This thin book lasted roughly an hour from cover to cover. The words take up half of each page and other pages are packed with just as many photographs of
seagulls. Everything about the novel is pedestrian, except for the message – which I respect, but only halfway agree with. To wit:
All seagulls have human names and, in this edition, speak English, presumably with seagull accents(??). This story centers around Jonathan Livingston, a
seagull who desperately needs to break away from the demands of his society and just be himself. But seagull world ousts any members that choose to do more with their fowl lives than look for food. Jonathan is that member. He wishes to push himself, fly faster and farther than any bird; do fantastic acrobatics in the sky, and will risk his life day in and day out searching for his idea of the very best that he can be. And it doesn’t take long before he is sent packing by his seagull brethren.

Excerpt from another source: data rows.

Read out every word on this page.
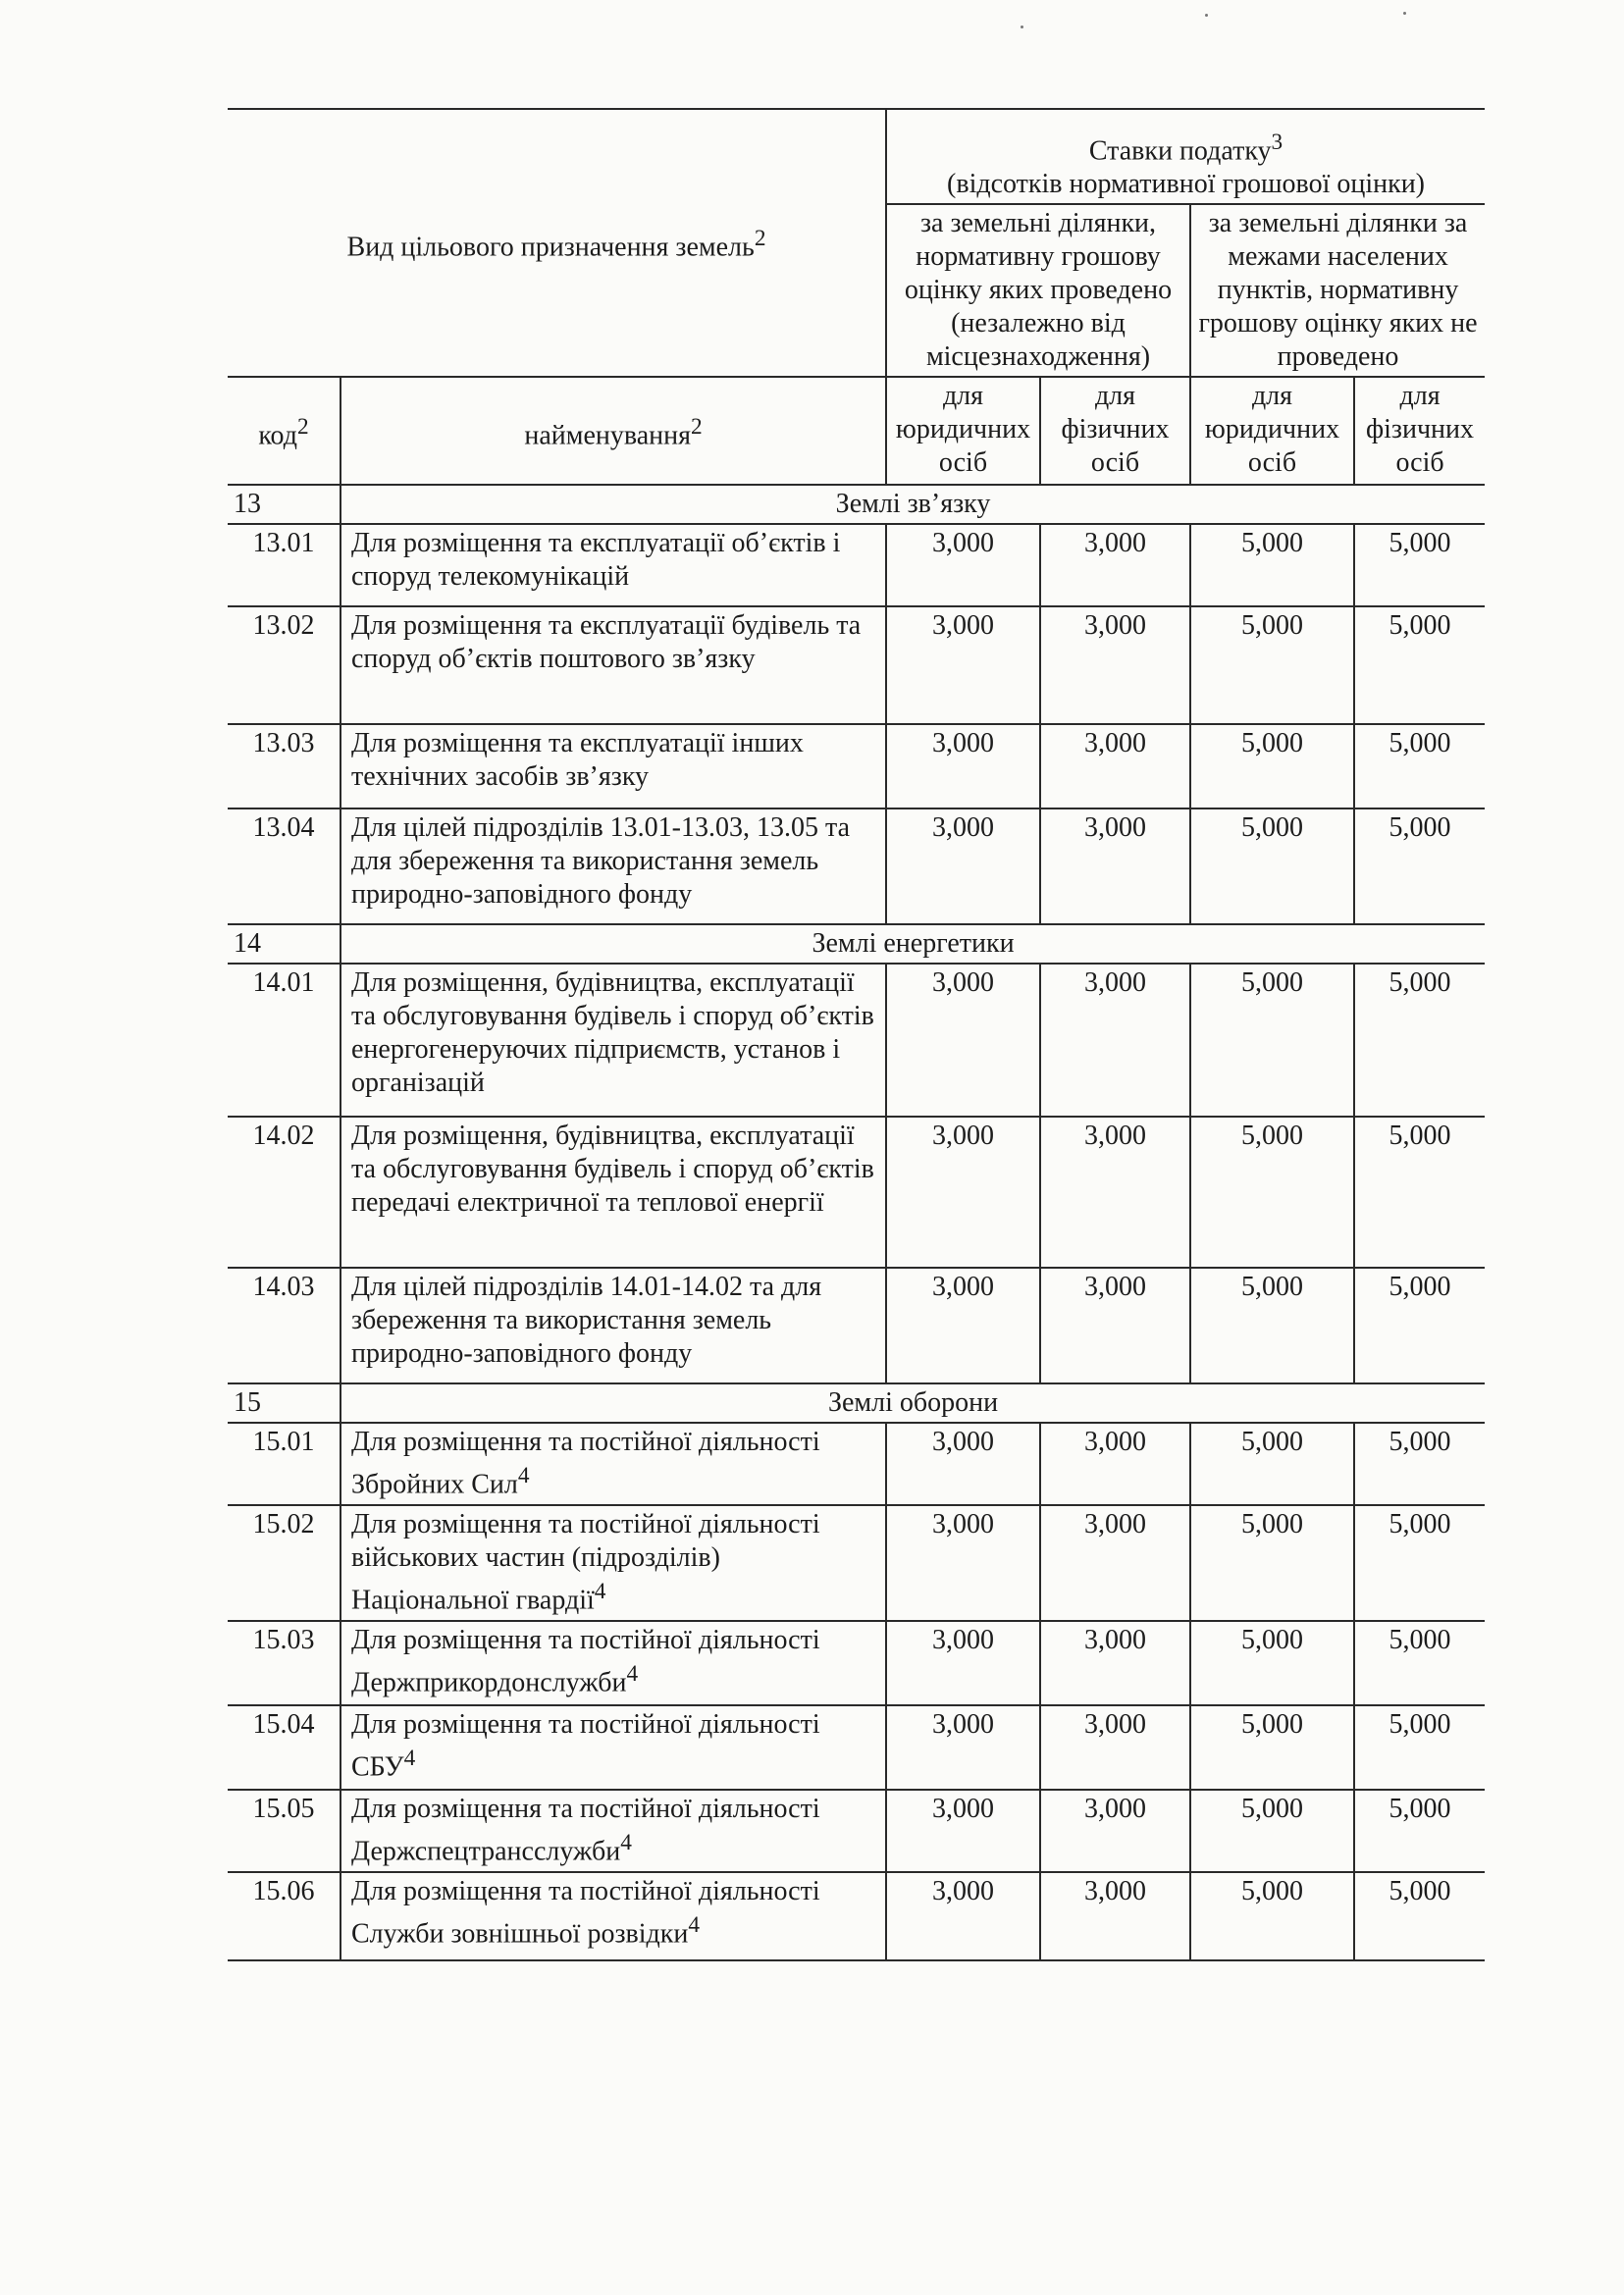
Вид цільового призначення земель$^2$		Ставки податку$^3$
(відсотків нормативної грошової оцінки)			
		за земельні ділянки, нормативну грошову оцінку яких проведено (незалежно від місцезнаходження)		за земельні ділянки за межами населених пунктів, нормативну грошову оцінку яких не проведено	
код$^2$	найменування$^2$	для юридичних осіб	для фізичних осіб	для юридичних осіб	для фізичних осіб
13	Землі зв’язку				
13.01	Для розміщення та експлуатації об’єктів і споруд телекомунікацій	3,000	3,000	5,000	5,000
13.02	Для розміщення та експлуатації будівель та споруд об’єктів поштового зв’язку	3,000	3,000	5,000	5,000
13.03	Для розміщення та експлуатації інших технічних засобів зв’язку	3,000	3,000	5,000	5,000
13.04	Для цілей підрозділів 13.01-13.03, 13.05 та для збереження та використання земель природно-заповідного фонду	3,000	3,000	5,000	5,000
14	Землі енергетики				
14.01	Для розміщення, будівництва, експлуатації та обслуговування будівель і споруд об’єктів енергогенеруючих підприємств, установ і організацій	3,000	3,000	5,000	5,000
14.02	Для розміщення, будівництва, експлуатації та обслуговування будівель і споруд об’єктів передачі електричної та теплової енергії	3,000	3,000	5,000	5,000
14.03	Для цілей підрозділів 14.01-14.02 та для збереження та використання земель природно-заповідного фонду	3,000	3,000	5,000	5,000
15	Землі оборони				
15.01	Для розміщення та постійної діяльності Збройних Сил$^4$	3,000	3,000	5,000	5,000
15.02	Для розміщення та постійної діяльності військових частин (підрозділів) Національної гвардії$^4$	3,000	3,000	5,000	5,000
15.03	Для розміщення та постійної діяльності Держприкордонслужби$^4$	3,000	3,000	5,000	5,000
15.04	Для розміщення та постійної діяльності СБУ$^4$	3,000	3,000	5,000	5,000
15.05	Для розміщення та постійної діяльності Держспецтрансслужби$^4$	3,000	3,000	5,000	5,000
15.06	Для розміщення та постійної діяльності Служби зовнішньої розвідки$^4$	3,000	3,000	5,000	5,000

I understand what is happening here. Bach is celebrating personal identity. Fine, I’m all for people doing what they want to do with themselves. It’s all we did in New York City. But I don’t love Bach’s approach. Through JLS, he displays the view that not only is being different a right, but sheer brilliance as our protagonist not only tops himself and his kind physically, spiritually and mentally, but he literally attains more awesomeness than any human. He becomes a seagull Jedi Knight whose outrageous superiority even allows him to travel through time.
Yes, yes – the sky’s the limit! I get that too. Yes, yes – some people need this kind of self-help message. Also understood. But Bach’s “Break rules! Be different! Or you will never aspire to greatness” theme creates limitations for those who prefer a counter approach to life than his own, and is therefore underlyingly hypocritical. For instance… Jonathan knew the mandates of his community yet he chose to go against them, shun them, break them openly. If he was so dead set on his own agenda, he should have willingly took off on his own, free to do whatever he wants.
But no…Bach indirectly preaches rule-breaking instead, when rules are the very things that keep a society from falling apart and becoming chaotic. Destruction
and bedlam are what make the Joker and various other villains of yore so infamous.
Not saying JLS is a criminal mastermind in the making, but he is a seagull with phenomenal super powers, a psychiatric profile of lusting for personal gain and a history of life-altering rejection. All he needs is the straw to break the camel’s back and God help the seagull population…
Okay, got carried away a bit with that last paragraph. All in all, Bach put together a self-indulgent short with a strong message that one could call both good and bad. I am indifferent to it.